Highly educated sonographers can work as department managers/directors, educators, researchers, application specialists, etc.

Sonography Specializations

Negotiated Salary

Sonographers who negotiate a higher salary with their employer make more money than those who don’t.

There are numerous reasons a sonographer may negotiate their pay.

For instance, sonographers working in high-demand locations may earn more because of a shortage of skilled ultrasound technicians.

The sonographer may also negotiate their salary after displaying their exceptional talent to a facility they’ve worked overtime.

The facility may agree to raise their pay to keep them happily employed.

Finally, some healthcare workers may agree to take on special assignments, departments, or work shifts if the facility agrees to a higher salary.

It isn’t always the case that these opportunities come to sonographers.

However, the increased pay incentive does occur in particular locations and specializations.

Competitors may also offer additional incentives to get a highly skilled sonographer to work for them.


Sonographers working in facilities offering tons of overtime can earn more money due to their overtime shifts.

A sonographer may also be required to work additional hours because of employee shortages.

As a result, some sonographers negotiate a higher salary if their talents are in high demand and there’s a lack of qualified ultrasound technicians to replace them.

Later in this article, I cover the job outlook for sonographers showing a higher than the average national increase for ultrasound technician jobs.

The demand for sonographer technicians increases, leading to more opportunities for overtime, perks, and increased annual salaries. 

Taxes and Expenses

As previously mentioned, some states pay sonographers exceptionally well.

However, taxes and expenses can significantly reduce a sonographer’s take-home pay.

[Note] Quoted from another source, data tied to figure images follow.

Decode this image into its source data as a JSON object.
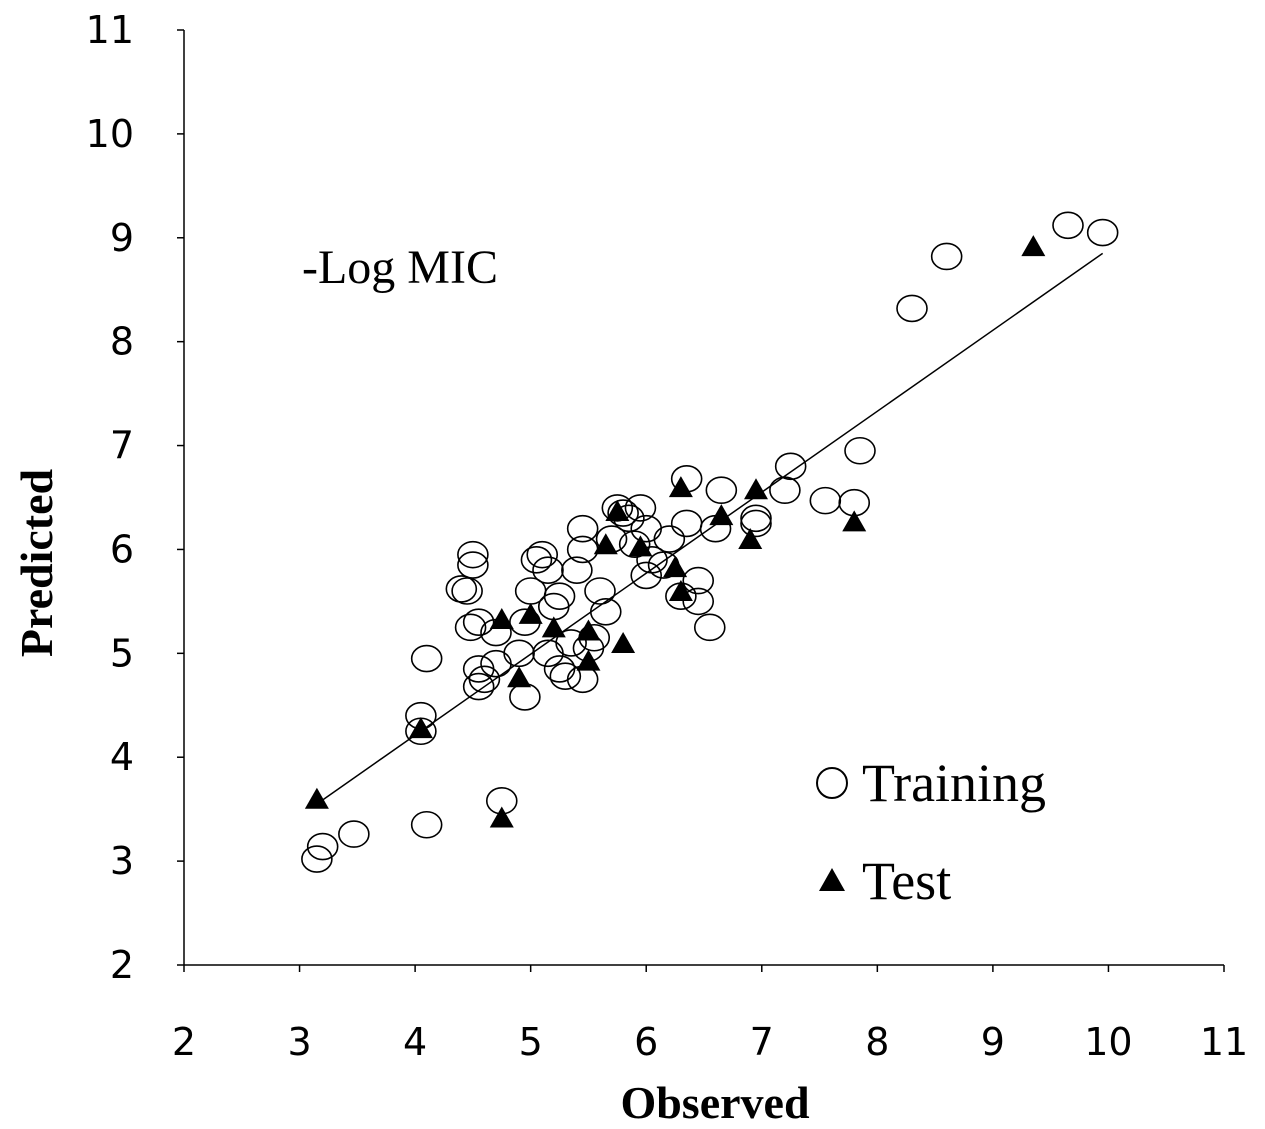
{
  "chart_data": {
    "type": "scatter",
    "title": "",
    "annotation": "-Log MIC",
    "xlabel": "Observed",
    "ylabel": "Predicted",
    "xlim": [
      2,
      11
    ],
    "ylim": [
      2,
      11
    ],
    "xticks": [
      2,
      3,
      4,
      5,
      6,
      7,
      8,
      9,
      10,
      11
    ],
    "yticks": [
      2,
      3,
      4,
      5,
      6,
      7,
      8,
      9,
      10,
      11
    ],
    "grid": false,
    "legend_position": "bottom-right",
    "series": [
      {
        "name": "Training",
        "marker": "open-circle",
        "points": [
          [
            3.15,
            3.02
          ],
          [
            3.2,
            3.14
          ],
          [
            3.47,
            3.26
          ],
          [
            4.05,
            4.4
          ],
          [
            4.05,
            4.25
          ],
          [
            4.1,
            4.95
          ],
          [
            4.1,
            3.35
          ],
          [
            4.75,
            3.58
          ],
          [
            4.4,
            5.62
          ],
          [
            4.45,
            5.6
          ],
          [
            4.5,
            5.95
          ],
          [
            4.5,
            5.85
          ],
          [
            4.48,
            5.25
          ],
          [
            4.55,
            5.3
          ],
          [
            4.55,
            4.85
          ],
          [
            4.6,
            4.75
          ],
          [
            4.55,
            4.68
          ],
          [
            4.7,
            4.9
          ],
          [
            4.7,
            5.2
          ],
          [
            4.9,
            5.0
          ],
          [
            4.95,
            4.58
          ],
          [
            4.95,
            5.3
          ],
          [
            5.0,
            5.6
          ],
          [
            5.05,
            5.9
          ],
          [
            5.1,
            5.95
          ],
          [
            5.15,
            5.8
          ],
          [
            5.15,
            5.0
          ],
          [
            5.2,
            5.45
          ],
          [
            5.25,
            5.55
          ],
          [
            5.25,
            4.85
          ],
          [
            5.3,
            4.78
          ],
          [
            5.35,
            5.1
          ],
          [
            5.4,
            5.8
          ],
          [
            5.45,
            6.2
          ],
          [
            5.45,
            6.0
          ],
          [
            5.45,
            4.75
          ],
          [
            5.5,
            5.05
          ],
          [
            5.55,
            5.15
          ],
          [
            5.6,
            5.6
          ],
          [
            5.65,
            5.4
          ],
          [
            5.7,
            6.1
          ],
          [
            5.75,
            6.4
          ],
          [
            5.8,
            6.35
          ],
          [
            5.85,
            6.3
          ],
          [
            5.9,
            6.05
          ],
          [
            5.95,
            6.4
          ],
          [
            6.0,
            5.75
          ],
          [
            6.0,
            6.2
          ],
          [
            6.05,
            5.9
          ],
          [
            6.15,
            5.85
          ],
          [
            6.2,
            6.1
          ],
          [
            6.3,
            5.55
          ],
          [
            6.35,
            6.25
          ],
          [
            6.35,
            6.68
          ],
          [
            6.45,
            5.7
          ],
          [
            6.45,
            5.5
          ],
          [
            6.55,
            5.25
          ],
          [
            6.6,
            6.2
          ],
          [
            6.65,
            6.57
          ],
          [
            6.95,
            6.3
          ],
          [
            6.95,
            6.25
          ],
          [
            7.2,
            6.57
          ],
          [
            7.25,
            6.8
          ],
          [
            7.55,
            6.47
          ],
          [
            7.8,
            6.45
          ],
          [
            7.85,
            6.95
          ],
          [
            8.3,
            8.32
          ],
          [
            8.6,
            8.82
          ],
          [
            9.65,
            9.12
          ],
          [
            9.95,
            9.05
          ]
        ]
      },
      {
        "name": "Test",
        "marker": "filled-triangle",
        "points": [
          [
            3.15,
            3.6
          ],
          [
            4.05,
            4.28
          ],
          [
            4.75,
            3.42
          ],
          [
            4.75,
            5.33
          ],
          [
            4.9,
            4.77
          ],
          [
            5.0,
            5.38
          ],
          [
            5.2,
            5.25
          ],
          [
            5.5,
            4.93
          ],
          [
            5.5,
            5.22
          ],
          [
            5.65,
            6.05
          ],
          [
            5.75,
            6.37
          ],
          [
            5.8,
            5.1
          ],
          [
            5.95,
            6.03
          ],
          [
            6.25,
            5.83
          ],
          [
            6.3,
            6.6
          ],
          [
            6.3,
            5.6
          ],
          [
            6.65,
            6.33
          ],
          [
            6.9,
            6.1
          ],
          [
            6.95,
            6.58
          ],
          [
            7.8,
            6.27
          ],
          [
            9.35,
            8.92
          ]
        ]
      }
    ],
    "trendline": {
      "type": "linear",
      "from": [
        3.15,
        3.55
      ],
      "to": [
        9.95,
        8.85
      ]
    }
  }
}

Taxes include direct taxes from their paycheck, sales tax, local cost of goods, and property taxes/rent prices.

All of these expenses combined reduce a sonographer’s bankable income.

Therefore, it’s difficult to determine whether a higher-income state equals a higher genuine income after deducting all taxes and expenses.

It is beneficial for sonography technicians to make these calculations before working in a particular state/location.

They’ll make the best financial decision by understanding their actual cost of living before accepting a specific job if their ultimate goal is to make/save money.

Career Overview

Sonographers are in charge of operating special imaging equipment to create images of the human body through ultrasound technology.

This technology allows doctors, physicians, and other healthcare professionals to observe the inner workings of their patient’s bodies.

By understanding their patient’s internal bodies, healthcare specialists can identify health issues, abnormalities, or complications.

Sonography can identify tumors in the body, observe damaged or broken bones, and observe babies’ health status during pregnancy.

Professionals also use sonography to create images, 3D models, and simulations.

These images, models, and simulations can be used in educational centers to teach future healthcare professionals about the human body.

Sonographers work in various healthcare settings to provide patient care and education.

It includes hospitals, healthcare clinics, doctor offices, physician offices, imaging facilities, and other healthcare settings requiring their services.

During the last several years, the demand for sonographers has led to higher wages and better benefits.

According to, the occupational outlook for medical sonographers and cardiovascular technologists/technicians is exceptionally bright.

There are currently 134,100 jobs in existence, and the expected job growth for sonography is 14% between 2020 and 2030.

That places sonographers in an above-average job growth market, meaning they can expect higher salaries, better benefits, and more job opportunities/career diversity.

In addition, the average entry-level education required to work in sonography is an associate’s degree.

As a result, aspiring ultrasound technicians can enter the field relatively quickly and less costly than careers requiring a bachelor’s or master’s degree.